Unfortunately, this Sweetgreen seems to be struggling with the very basics of hospitality, service, common sense, and making good ingredients not taste terrible. Good luck finding the price of a tin of loose jasmine tea, which is on sale in a section called “the market.” As at a chic department store, prices for expensive goods aren’t located on the product themselves but rather on small, hard-to-read placards. Downstairs, the front door wouldn’t close, so gusts of wind and cold air blew in as folks waited for their $14 burrata bruschetta bowls.
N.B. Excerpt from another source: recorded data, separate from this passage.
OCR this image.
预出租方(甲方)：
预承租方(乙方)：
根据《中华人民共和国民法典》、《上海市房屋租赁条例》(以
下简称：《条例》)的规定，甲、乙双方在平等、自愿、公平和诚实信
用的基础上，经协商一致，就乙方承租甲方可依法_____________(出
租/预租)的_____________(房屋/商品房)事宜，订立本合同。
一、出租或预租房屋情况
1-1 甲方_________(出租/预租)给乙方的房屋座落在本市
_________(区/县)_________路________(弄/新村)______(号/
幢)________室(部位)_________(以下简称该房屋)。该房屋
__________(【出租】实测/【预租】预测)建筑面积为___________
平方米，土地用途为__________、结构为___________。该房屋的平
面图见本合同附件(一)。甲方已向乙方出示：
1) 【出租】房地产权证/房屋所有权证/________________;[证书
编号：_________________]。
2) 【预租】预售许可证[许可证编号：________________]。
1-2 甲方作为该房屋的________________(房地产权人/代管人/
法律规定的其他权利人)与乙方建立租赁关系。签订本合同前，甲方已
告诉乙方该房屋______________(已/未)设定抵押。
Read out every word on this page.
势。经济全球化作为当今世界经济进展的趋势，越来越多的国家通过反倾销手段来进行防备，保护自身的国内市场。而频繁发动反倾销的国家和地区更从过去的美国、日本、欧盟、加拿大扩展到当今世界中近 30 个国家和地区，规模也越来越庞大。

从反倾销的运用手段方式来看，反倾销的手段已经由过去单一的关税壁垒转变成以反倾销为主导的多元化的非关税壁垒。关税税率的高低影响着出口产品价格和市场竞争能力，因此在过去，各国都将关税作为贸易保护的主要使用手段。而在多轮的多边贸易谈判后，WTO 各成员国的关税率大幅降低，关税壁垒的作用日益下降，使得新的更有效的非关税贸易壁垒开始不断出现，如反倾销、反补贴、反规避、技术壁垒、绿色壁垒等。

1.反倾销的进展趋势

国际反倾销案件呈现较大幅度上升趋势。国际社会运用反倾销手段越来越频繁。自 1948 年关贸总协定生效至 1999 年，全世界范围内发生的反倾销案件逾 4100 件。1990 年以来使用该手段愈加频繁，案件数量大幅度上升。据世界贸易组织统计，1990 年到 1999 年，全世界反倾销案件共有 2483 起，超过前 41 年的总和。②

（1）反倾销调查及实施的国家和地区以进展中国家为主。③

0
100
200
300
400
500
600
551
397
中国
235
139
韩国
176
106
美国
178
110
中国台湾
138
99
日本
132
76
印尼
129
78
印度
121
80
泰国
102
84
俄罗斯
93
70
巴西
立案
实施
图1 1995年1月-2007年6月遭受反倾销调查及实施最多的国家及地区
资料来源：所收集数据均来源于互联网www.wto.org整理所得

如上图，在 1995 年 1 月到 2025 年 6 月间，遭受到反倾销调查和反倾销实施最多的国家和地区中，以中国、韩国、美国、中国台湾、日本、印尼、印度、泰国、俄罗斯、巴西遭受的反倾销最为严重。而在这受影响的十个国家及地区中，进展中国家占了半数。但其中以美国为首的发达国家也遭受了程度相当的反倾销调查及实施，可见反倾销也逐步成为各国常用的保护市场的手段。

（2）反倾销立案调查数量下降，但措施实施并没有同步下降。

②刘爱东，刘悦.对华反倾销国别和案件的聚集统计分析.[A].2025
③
Do not order the burrata bruschetta bowl, exclusive to this location. The cheese, which should be intensely milky in its ideal state, packs the flavor and texture of a bland vegan marshmallow. Another salad unique to Park Avenue South is the Greener Goddess, which included a slab of steelhead trout that was cooked to the texture of jerky. A few drizzles of the dill-laced buttermilk dressing helped turn the protein into something more edible.
Yes, the payments and pickup system is cool when it works; the Sweetgreen app puts any other online food ordering system to shame.
But here’s another, broader thought: One could walk into a good New York deli or one of the city’s countless gourmet markets and get something just as custom made, with proteins that are cooked with more care, and get in and out in less time than at Sweetgreen. That’s with no fancy app or line management system put together by McKinsey alums white-boarding in a conference room (or whatever). At a deli, there’s just a guy behind the counter who knows your order by heart and a cashier who can run your card faster than a Square transaction.
These are the institutions I love to see more of instead of billion-dollar chains that quote French existentialists on their walls (apologies, Simone de Beauvoir), that carve company values into wooden plaques (“Win, Win, Win,” and “Keep It Real”), and that makes its selfie mirrors more intuitive and reliable than its front door, which no one could seem to close as of yesterday, when it was 34 degrees.
But at least now there’s finally a working garbage can downstairs.